I did, and awkwardly thanked him, and sat down in the next room stunned. I was trying to process this, which in retrospect seems so minor, but at the time it blew my mind.
And then a fellow named Ben came up and introduced himself. He said I looked like someone who could use some friends, and he convinced me to stand up and he took me around the entire coffee shop introducing me to people and playing icebreaker games with us. Before the night was over, I had friends. Within a month, I was working at PoHo every night I could. Steve, who ran the Potter’s House with his wife Berna, led a Bible study that I joined.
It was at Potter’s House that I met friends who convinced me to share my life story with them, with the promise that if I revealed the real me and told them about my past, they wouldn’t abandon me like I feared. And subsequently, I was invited to share my testimony at Mars Hill, the Sunday-morning service led by people from the Potter’s House.
PoHo became my church and I met so many wonderful people there. I have been saved by a few different people and groups over the years: the friendships of Cody, Brooke, and Ginger; Speech & Debate; the Carters who helped lead me to Christ… and my freshman year of college, PoHo came to my rescue.
I learned what sin was from Steve. I had converted to Christianity without fully understanding it, and he taught me about having a right relationship with God and what it means when we rebel. I learned patience and kindness from Steve. He modeled believing in people in a way that young, cynical Matthew struggled to understand.
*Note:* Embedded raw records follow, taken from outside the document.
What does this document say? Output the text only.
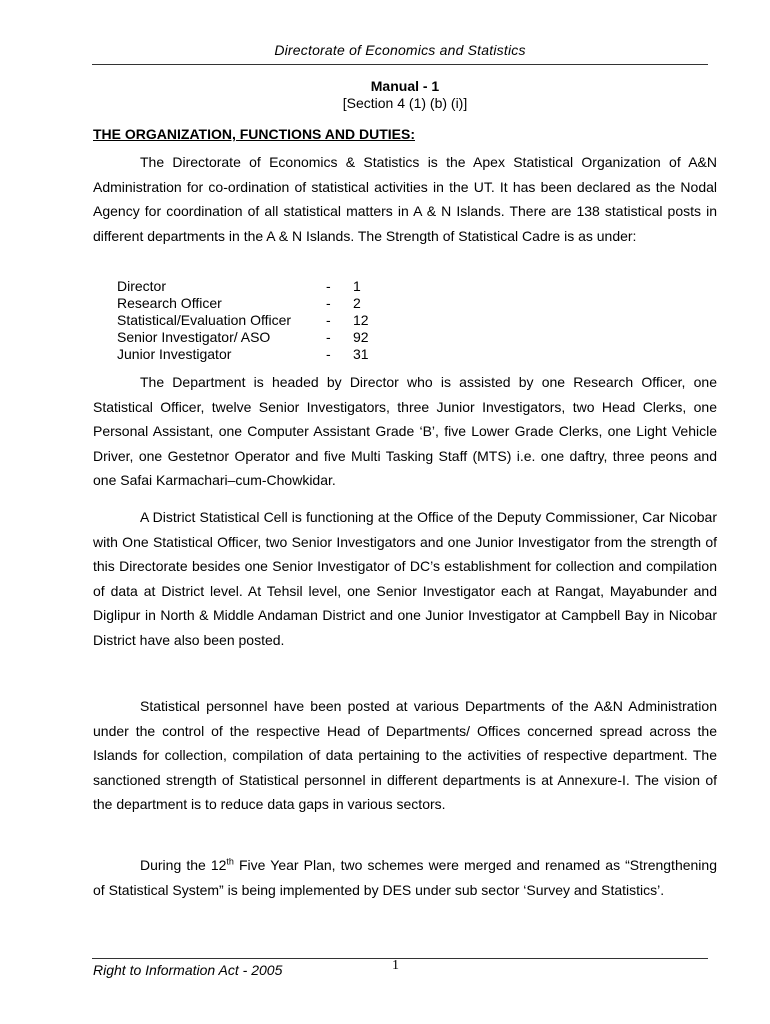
Directorate of Economics and Statistics
Manual - 1
[Section 4 (1) (b) (i)]
THE ORGANIZATION, FUNCTIONS AND DUTIES:

The Directorate of Economics & Statistics is the Apex Statistical Organization of A&N Administration for co-ordination of statistical activities in the UT. It has been declared as the Nodal Agency for coordination of all statistical matters in A & N Islands. There are 138 statistical posts in different departments in the A & N Islands. The Strength of Statistical Cadre is as under:

Director	-	1
Research Officer	-	2
Statistical/Evaluation Officer	-	12
Senior Investigator/ ASO	-	92
Junior Investigator	-	31

The Department is headed by Director who is assisted by one Research Officer, one Statistical Officer, twelve Senior Investigators, three Junior Investigators, two Head Clerks, one Personal Assistant, one Computer Assistant Grade ‘B’, five Lower Grade Clerks, one Light Vehicle Driver, one Gestetnor Operator and five Multi Tasking Staff (MTS) i.e. one daftry, three peons and one Safai Karmachari–cum-Chowkidar.

A District Statistical Cell is functioning at the Office of the Deputy Commissioner, Car Nicobar with One Statistical Officer, two Senior Investigators and one Junior Investigator from the strength of this Directorate besides one Senior Investigator of DC’s establishment for collection and compilation of data at District level. At Tehsil level, one Senior Investigator each at Rangat, Mayabunder and Diglipur in North & Middle Andaman District and one Junior Investigator at Campbell Bay in Nicobar District have also been posted.

Statistical personnel have been posted at various Departments of the A&N Administration under the control of the respective Head of Departments/ Offices concerned spread across the Islands for collection, compilation of data pertaining to the activities of respective department. The sanctioned strength of Statistical personnel in different departments is at Annexure-I. The vision of the department is to reduce data gaps in various sectors.

During the 12th Five Year Plan, two schemes were merged and renamed as “Strengthening of Statistical System” is being implemented by DES under sub sector ‘Survey and Statistics’.

Right to Information Act - 2005	1
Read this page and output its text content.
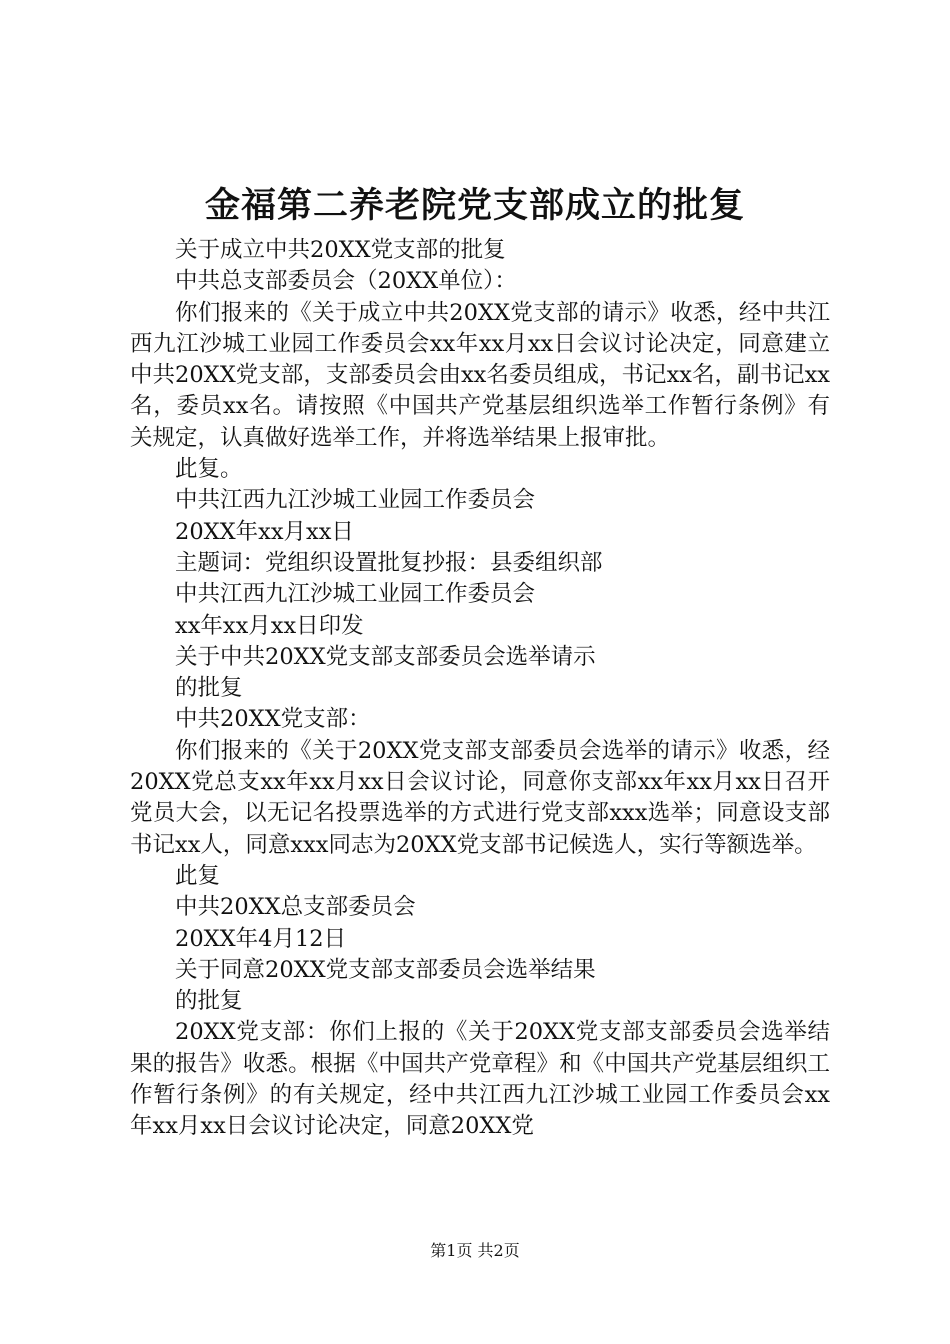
金福第二养老院党支部成立的批复

关于成立中共20XX党支部的批复

中共总支部委员会（20XX单位）：

你们报来的《关于成立中共20XX党支部的请示》收悉，经中共江西九江沙城工业园工作委员会xx年xx月xx日会议讨论决定，同意建立中共20XX党支部，支部委员会由xx名委员组成，书记xx名，副书记xx名，委员xx名。请按照《中国共产党基层组织选举工作暂行条例》有关规定，认真做好选举工作，并将选举结果上报审批。

此复。

中共江西九江沙城工业园工作委员会

20XX年xx月xx日

主题词：党组织设置批复抄报：县委组织部

中共江西九江沙城工业园工作委员会

xx年xx月xx日印发

关于中共20XX党支部支部委员会选举请示

的批复

中共20XX党支部：

你们报来的《关于20XX党支部支部委员会选举的请示》收悉，经20XX党总支xx年xx月xx日会议讨论，同意你支部xx年xx月xx日召开党员大会，以无记名投票选举的方式进行党支部xxx选举；同意设支部书记xx人，同意xxx同志为20XX党支部书记候选人，实行等额选举。

此复

中共20XX总支部委员会

20XX年4月12日

关于同意20XX党支部支部委员会选举结果

的批复

20XX党支部：你们上报的《关于20XX党支部支部委员会选举结果的报告》收悉。根据《中国共产党章程》和《中国共产党基层组织工作暂行条例》的有关规定，经中共江西九江沙城工业园工作委员会xx年xx月xx日会议讨论决定，同意20XX党

第1页 共2页
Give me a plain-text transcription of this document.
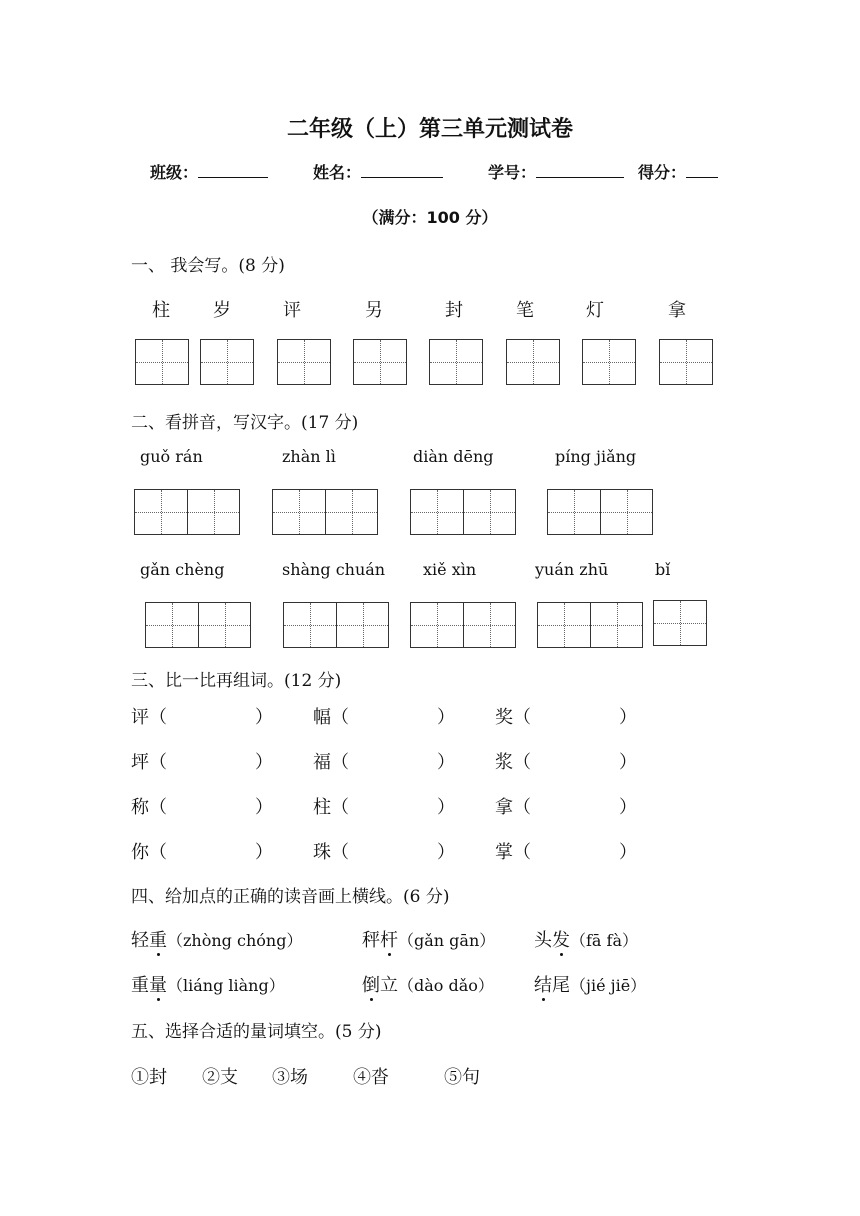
二年级（上）第三单元测试卷
班级：	姓名：	学号：	得分：
（满分：100 分）
一、 我会写。(8 分)
柱	岁	评	另	封	笔	灯	拿
二、看拼音，写汉字。(17 分)
guǒ rán	zhàn lì	diàn dēng	píng jiǎng
gǎn chèng	shàng chuán xiě xìn	yuán zhū	bǐ
三、比一比再组词。(12 分)
评（	） 幅（	） 奖（	）
坪（	） 福（	） 浆（	）
称（	） 柱（	） 拿（	）
你（	） 珠（	） 掌（	）
四、给加点的正确的读音画上横线。(6 分)
轻重（zhòng chóng）	秤杆（gǎn gān） 头发（fā fà）
重量（liáng liàng）	倒立（dào dǎo） 结尾（jié jiē）
五、选择合适的量词填空。(5 分)
①封 ②支 ③场	④沓	⑤句
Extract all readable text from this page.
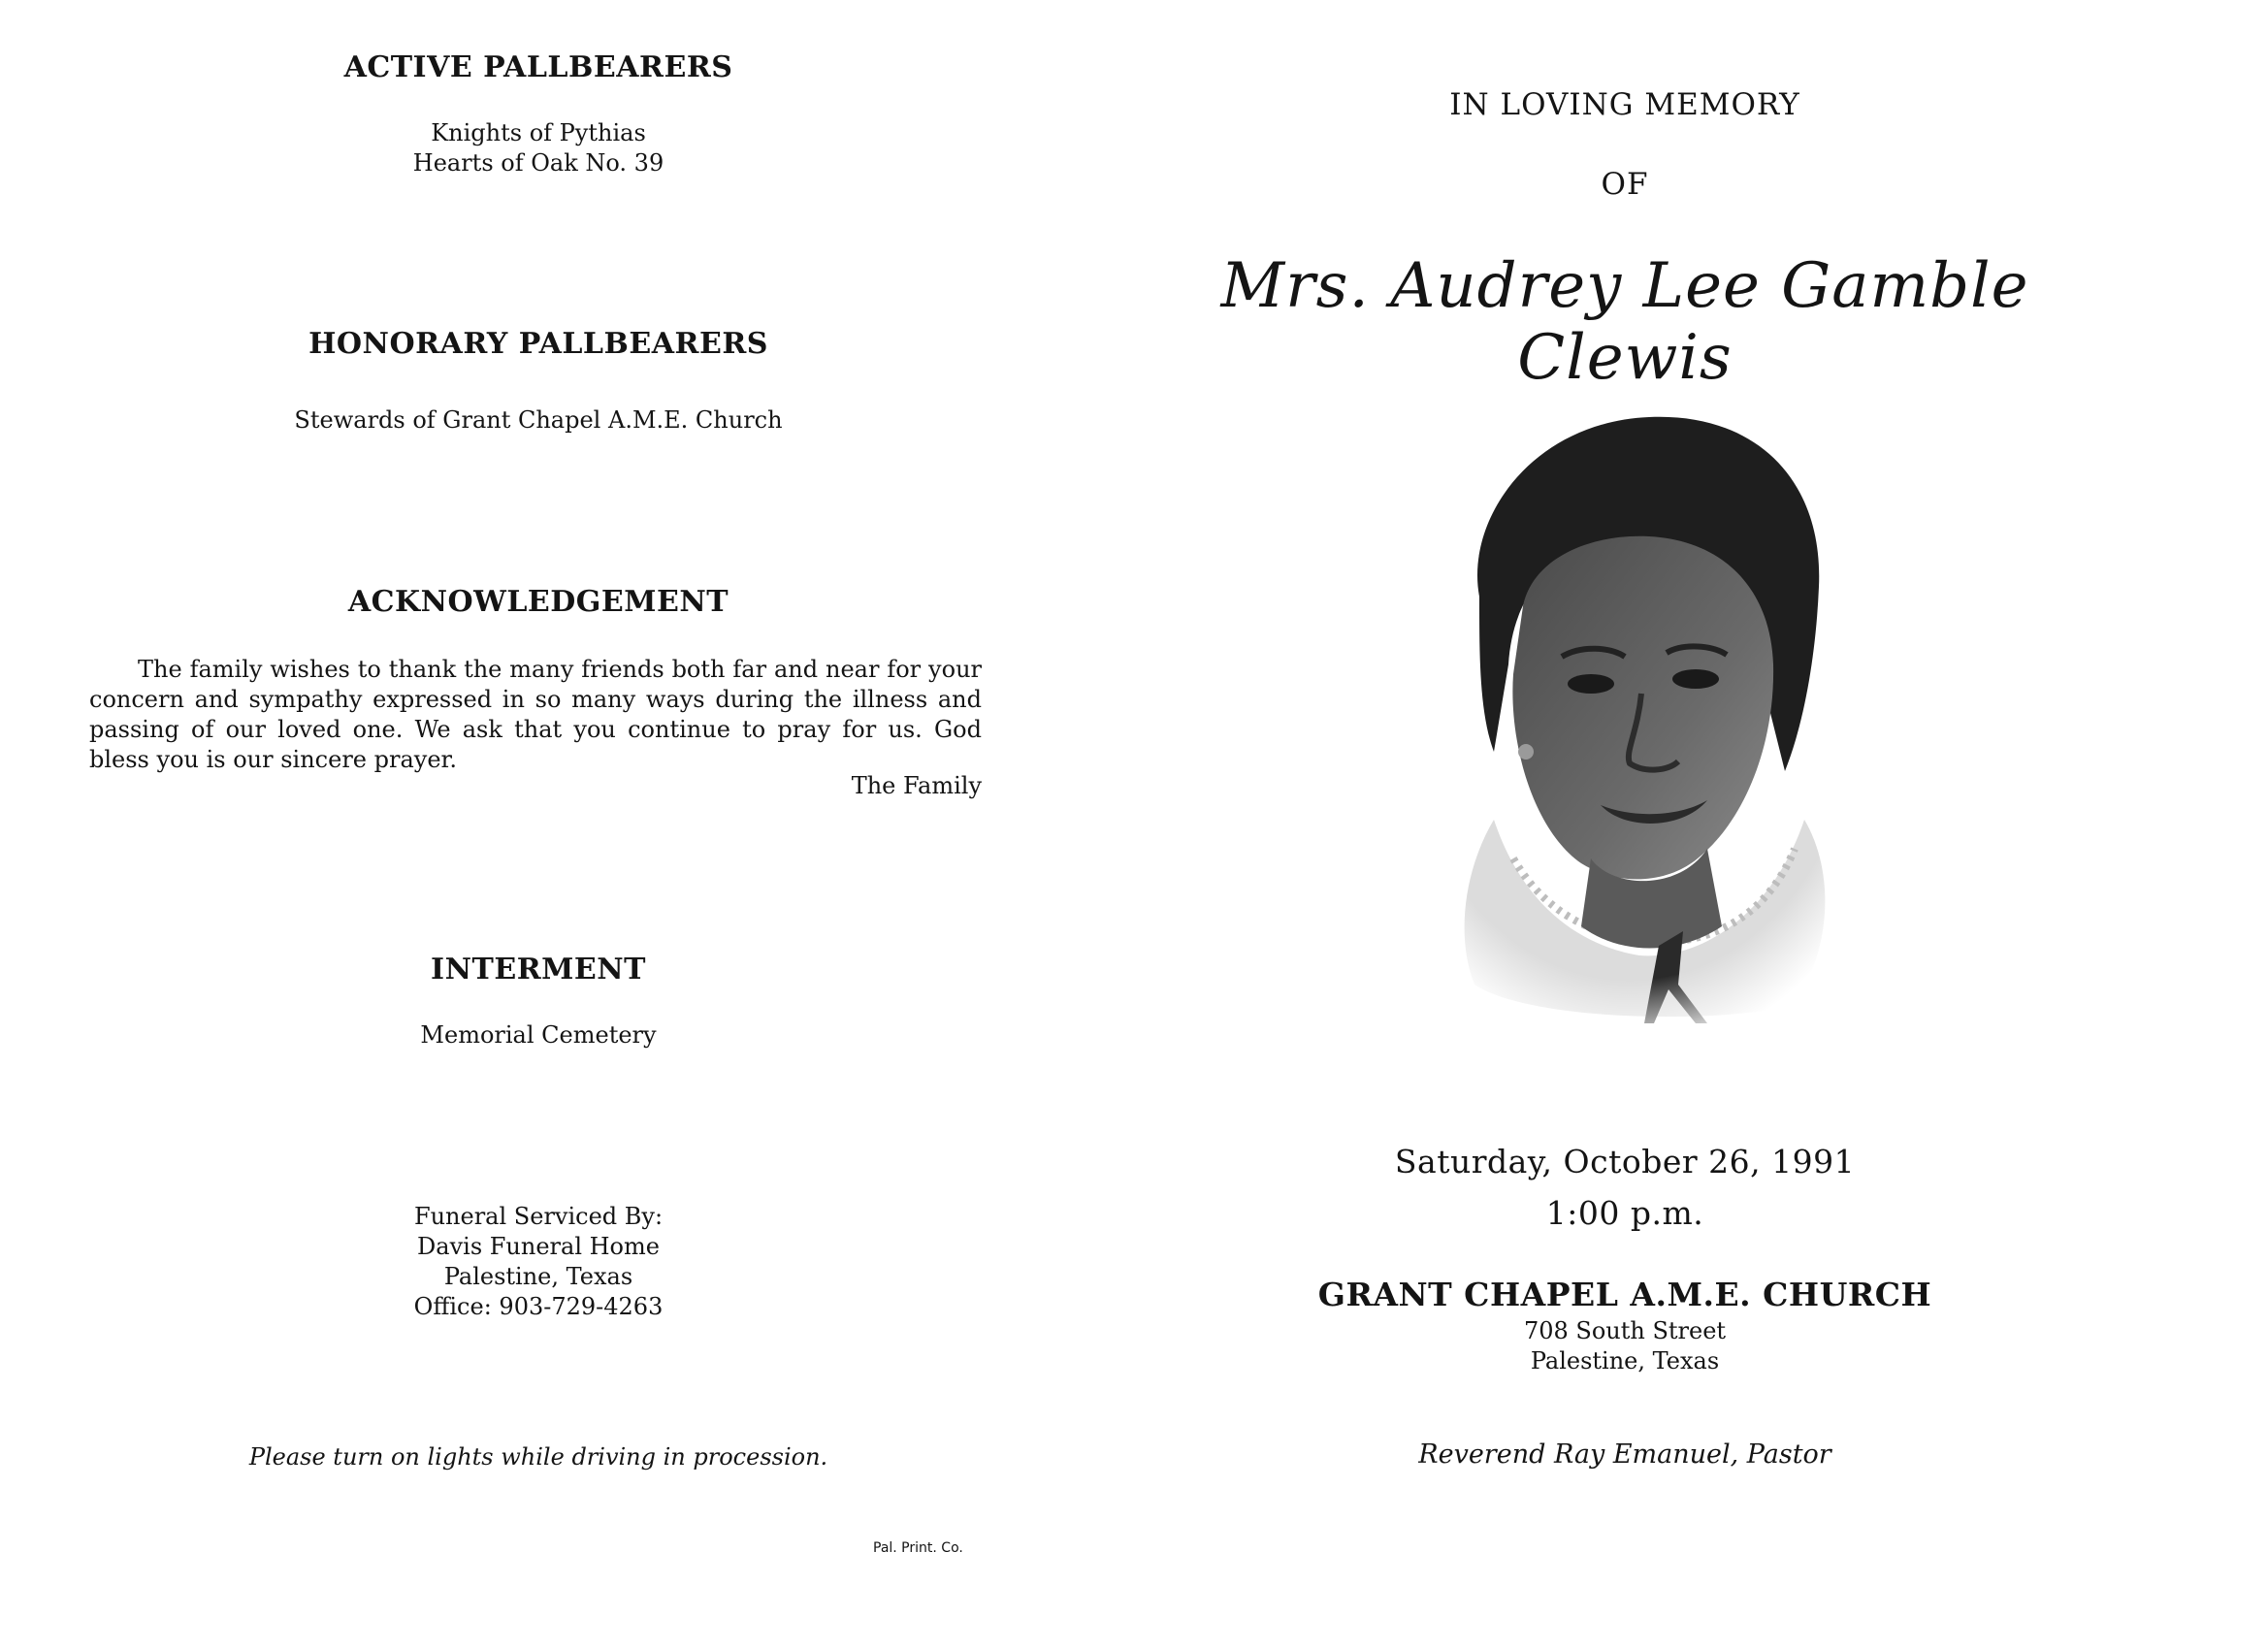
ACTIVE PALLBEARERS
Knights of Pythias
Hearts of Oak No. 39
HONORARY PALLBEARERS
Stewards of Grant Chapel A.M.E. Church
ACKNOWLEDGEMENT
The family wishes to thank the many friends both far and near for your concern and sympathy expressed in so many ways during the illness and passing of our loved one. We ask that you continue to pray for us. God bless you is our sincere prayer.
The Family
INTERMENT
Memorial Cemetery
Funeral Serviced By:
Davis Funeral Home
Palestine, Texas
Office: 903-729-4263
Please turn on lights while driving in procession.
Pal. Print. Co.
IN LOVING MEMORY
OF
Mrs. Audrey Lee Gamble Clewis
Saturday, October 26, 1991
1:00 p.m.
GRANT CHAPEL A.M.E. CHURCH
708 South Street
Palestine, Texas
Reverend Ray Emanuel, Pastor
At his funeral a few weeks ago, Samson shared a message that had me weeping. I felt like he had grabbed me on either side of my face and forced me to look straight at Jesus and see how much He loves us, and Samson reminded me how well Steve Proffitt showed us the love of Jesus. He was never in a rush to end a conversation, he always asked how we were and actually cared, and he remembered us. He remembered me.
I wept less because of losing Steve and more because of how thankful I was to have had the opportunity to know him. I am thankful that I had such a good example of how to follow God and be a good person. I want to be more like Steve.
Reflecting on that over the last few weeks has led me to make a few life changes already, and I want to keep pressing into that. I want to experience God’s love and help other people to experience it in the same way that Steve did. IOU, Steve.